On a related topic today’s Financial Times has an interesting article by Jamil Anderlini and Geoff Dyer with the rather worrying title “China on the brink of electricity shortfall.”
China faces its worst power shortage in at least four years as soaring coal prices and government-set electricity tariffs force dozens of small power plants to shut down rather than face mounting losses. Nearly half of China’s provinces have started to ration electricity as the country enters the peak summer season, facing what analysts describe as its worst coal shortage.
Analysts warn that this year’s electricity shortfall could be more severe than in 2004, when the country was affected by its worst power shortage in decades because of soaring demand for power as the economy boomed.
This is part of the problem with the inflation numbers. We are exchanging higher prices for shortages, and although one is as much an indication of inflationary pressure as the other, only the former shows up in the CPI and PPI numbers. These kinds of shortages (and there are many more) are masking very real inflationary pressures, but earlier experience, such as those of the US in the 1970s, suggest that shortages are only a temporary way to mask inflation. I expect price increases will have to occur soon.
In general I don’t think the numbers today are going to help the economic policy-makers reach any kind of firm conclusion one way or the other. GDP growth has slowed, according to today’s release, but a slowing to 10.1% growth in the second quarter (from 10.6% in the first), although slightly lower than expectations (and the lowest in three years), shouldn’t be enough to strike terror just yet., especially since, worryingly enough, fixed asset investment surged, by 26.8%, compared to 25.6% in the first five months of the year. This suggests that if the economy is moderating, it is not because of a decline in the overinvestment problem.
None of us really expected this batch of numbers to do much to clarify policy-making, and that is more or less what happened. That won’t stop the lobbying, of course. The Ministry of Commerce and its allies are stepping up the pressure to limit RMB appreciation, even though it is very hard to conclude from the numbers that Chinese exports are suffering because of currency appreciation. In fact export growth is remarkably strong given the slowdown in global demand and the high price of commodities.
I suspect the debate about whether or not to further “tighten” monetary conditions will also rage on. In his article on the data release Dong Zhixi in today’s China Daily put it this way:
These concerns may be part of the reasons why the finance committee of the National People’s Congress, China’s parliament, pledged on Wednesday to maintain its tight monetary policy for the rest of the year. However, watchers sensed a softening of words in its description of the fight against inflation. The committee said curbing price pressures would be a “prominent task” in the months ahead, instead of “top priority,” phrasing that economic leaders repeated in the early months of 2008.
Analysts believe policy makers are trying to find a balance between inflation and economy growth and are gradually shifting towards preventing a major economic slowdown.

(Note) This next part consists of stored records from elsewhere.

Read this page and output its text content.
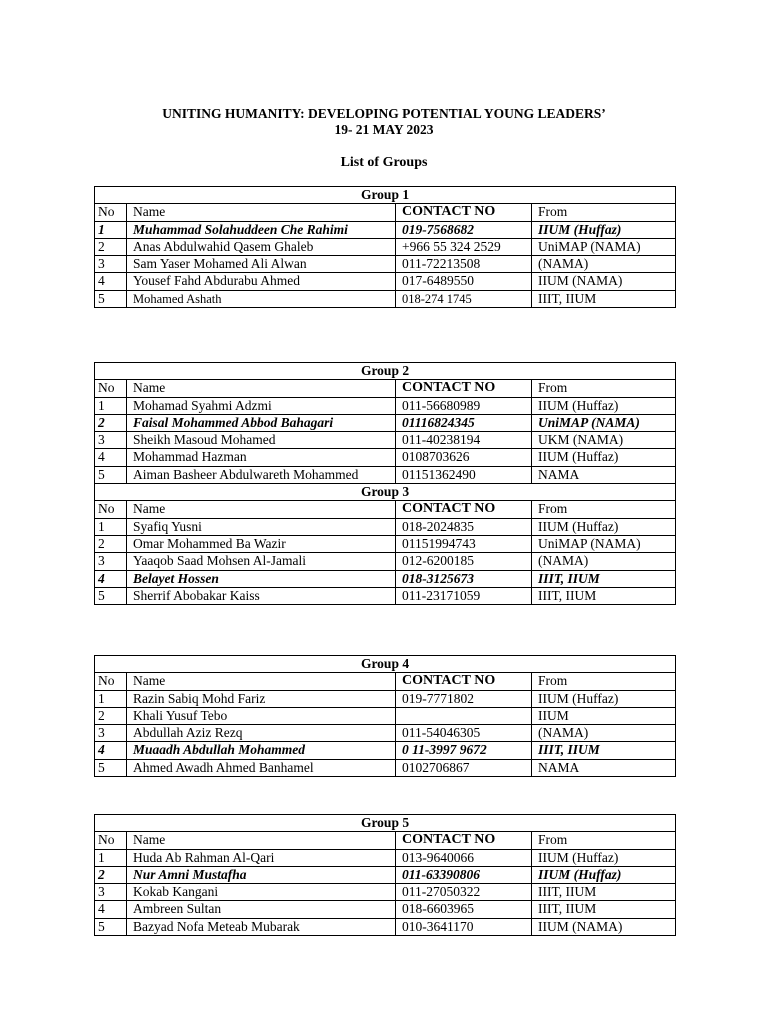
UNITING HUMANITY: DEVELOPING POTENTIAL YOUNG LEADERS’
19- 21 MAY 2023
List of Groups
Group 1			
No	Name	CONTACT NO	From
1	Muhammad Solahuddeen Che Rahimi	019-7568682	IIUM (Huffaz)
2	Anas Abdulwahid Qasem Ghaleb	+966 55 324 2529	UniMAP (NAMA)
3	Sam Yaser Mohamed Ali Alwan	011-72213508	(NAMA)
4	Yousef Fahd Abdurabu Ahmed	017-6489550	IIUM (NAMA)
5	Mohamed Ashath	018-274 1745	IIIT, IIUM
Group 2			
No	Name	CONTACT NO	From
1	Mohamad Syahmi Adzmi	011-56680989	IIUM (Huffaz)
2	Faisal Mohammed Abbod Bahagari	01116824345	UniMAP (NAMA)
3	Sheikh Masoud Mohamed	011-40238194	UKM (NAMA)
4	Mohammad Hazman	0108703626	IIUM (Huffaz)
5	Aiman Basheer Abdulwareth Mohammed	01151362490	NAMA
Group 3			
No	Name	CONTACT NO	From
1	Syafiq Yusni	018-2024835	IIUM (Huffaz)
2	Omar Mohammed Ba Wazir	01151994743	UniMAP (NAMA)
3	Yaaqob Saad Mohsen Al-Jamali	012-6200185	(NAMA)
4	Belayet Hossen	018-3125673	IIIT, IIUM
5	Sherrif Abobakar Kaiss	011-23171059	IIIT, IIUM
Group 4			
No	Name	CONTACT NO	From
1	Razin Sabiq Mohd Fariz	019-7771802	IIUM (Huffaz)
2	Khali Yusuf Tebo		IIUM
3	Abdullah Aziz Rezq	011-54046305	(NAMA)
4	Muaadh Abdullah Mohammed	0 11-3997 9672	IIIT, IIUM
5	Ahmed Awadh Ahmed Banhamel	0102706867	NAMA
Group 5			
No	Name	CONTACT NO	From
1	Huda Ab Rahman Al-Qari	013-9640066	IIUM (Huffaz)
2	Nur Amni Mustafha	011-63390806	IIUM (Huffaz)
3	Kokab Kangani	011-27050322	IIIT, IIUM
4	Ambreen Sultan	018-6603965	IIIT, IIUM
5	Bazyad Nofa Meteab Mubarak	010-3641170	IIUM (NAMA)
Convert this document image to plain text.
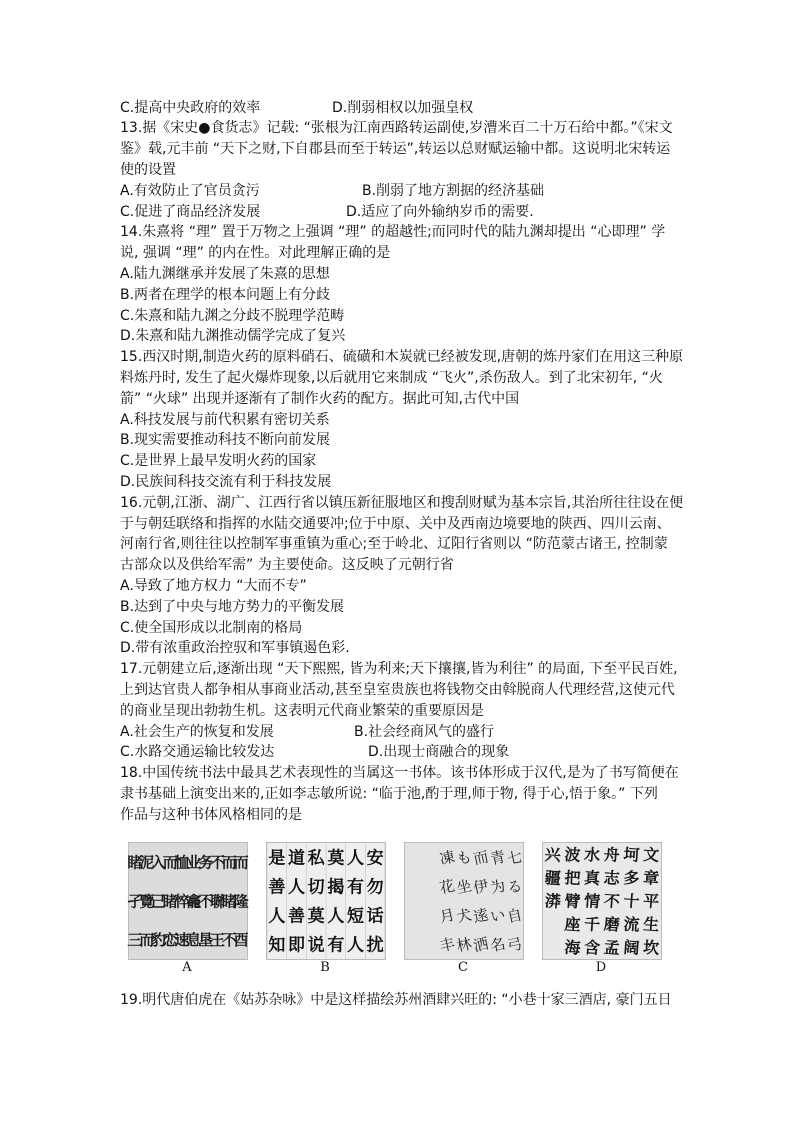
C.提高中央政府的效率	D.削弱相权以加强皇权
13.据《宋史●食货志》记载: “张根为江南西路转运副使,岁漕米百二十万石给中都。”《宋文
鉴》载,元丰前 “天下之财,下自郡县而至于转运”,转运以总财赋运输中都。这说明北宋转运
使的设置
A.有效防止了官员贪污	B.削弱了地方割据的经济基础
C.促进了商品经济发展	D.适应了向外输纳岁币的需要.
14.朱熹将 “理” 置于万物之上强调 “理” 的超越性;而同时代的陆九渊却提出 “心即理” 学
说, 强调 “理” 的内在性。对此理解正确的是
A.陆九渊继承并发展了朱熹的思想
B.两者在理学的根本问题上有分歧
C.朱熹和陆九渊之分歧不脱理学范畴
D.朱熹和陆九渊推动儒学完成了复兴
15.西汉时期,制造火药的原料硝石、硫磺和木炭就已经被发现,唐朝的炼丹家们在用这三种原
料炼丹时, 发生了起火爆炸现象,以后就用它来制成 “飞火”,杀伤敌人。到了北宋初年, “火
箭” “火球” 出现并逐渐有了制作火药的配方。据此可知,古代中国
A.科技发展与前代积累有密切关系
B.现实需要推动科技不断向前发展
C.是世界上最早发明火药的国家
D.民族间科技交流有利于科技发展
16.元朝,江浙、湖广、江西行省以镇压新征服地区和搜刮财赋为基本宗旨,其治所往往设在便
于与朝廷联络和指挥的水陆交通要冲;位于中原、关中及西南边境要地的陕西、四川云南、
河南行省,则往往以控制军事重镇为重心;至于岭北、辽阳行省则以 “防范蒙古诸王, 控制蒙
古部众以及供给军需” 为主要使命。这反映了元朝行省
A.导致了地方权力 “大而不专”
B.达到了中央与地方势力的平衡发展
C.使全国形成以北制南的格局
D.带有浓重政治控驭和军事镇遏色彩.
17.元朝建立后,逐渐出现 “天下熙熙, 皆为利来;天下攘攘,皆为利往” 的局面, 下至平民百姓,
上到达官贵人都争相从事商业活动,甚至皇室贵族也将钱物交由斡脱商人代理经营,这使元代
的商业呈现出勃勃生机。这表明元代商业繁荣的重要原因是
A.社会生产的恢复和发展	B.社会经商风气的盛行
C.水路交通运输比较发达	D.出现士商融合的现象
18.中国传统书法中最具艺术表现性的当属这一书体。该书体形成于汉代,是为了书写简便在
隶书基础上演变出来的,正如李志敏所说: “临于池,酌于理,师于物, 得于心,悟于象。” 下列
作品与这种书体风格相同的是
而
隆
酉
而
睹
不
不
聯
王
务
不
垦
业
龕
息
恤
悴
速
而
睹
恋
入
己
豹
泥
覽
而
睹
孑
三
A
是 道 私 莫 人 安
善 人 切 揭 有 勿
人 善 莫 人 短 话
知 即 说 有 人 扰
B
七
る
自
弓
青
为
い
名
而
伊
逺
洒
も
坐
犬
林
凍
花
月
丰
C
文
章
平
生
坎
坷
多
十
流
阔
舟
志
不
磨
孟
水
真
情
千
含
波
把
臂
座
海
兴
疆
漭
D
19.明代唐伯虎在《姑苏杂咏》中是这样描绘苏州酒肆兴旺的: “小巷十家三酒店, 豪门五日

In that context Bloomberg has an interesting article today, although it is a little hard to evaluate its importance. In a piece called “China Regulator Warns Against Further Bank Tightening”, the article says:
China’s banking regulator told policy makers that forcing banks to increase reserves has hurt the industry’s ability to repay debt, according to a person with knowledge of the matter. The People’s Bank of China raised its reserve ratio requirement to a record 17.5 percent last month to rein in loan growth and inflation. The China Banking Regulatory Commission has warned against ordering further increases, the person said, declining to be identified as he isn’t authorized to speak publicly on the matter.
China’s push to remove funds from the banking system resulted in the slowest loan growth in more than two years last month. The risk is that more banks will fall below the minimum requirement for short-term financial strength, the person said.
Amid all the economic data, the stock markets continue to be depressed. The SSE Composite drifted more or less steadily downward today, to close at 2685, down 0.78% for the day. So far I haven’t heard too much angry noise coming from investors, perhaps because last week was pretty good (up nearly 8%), but I did read with some dread a report on today’s Bloomberg that says “Pakistan investors stormed out of the Karachi Stock Exchange, smashed windows and cursed regulators after the benchmark index fell for a 15th day, the worst losing streak in at least 18 years.”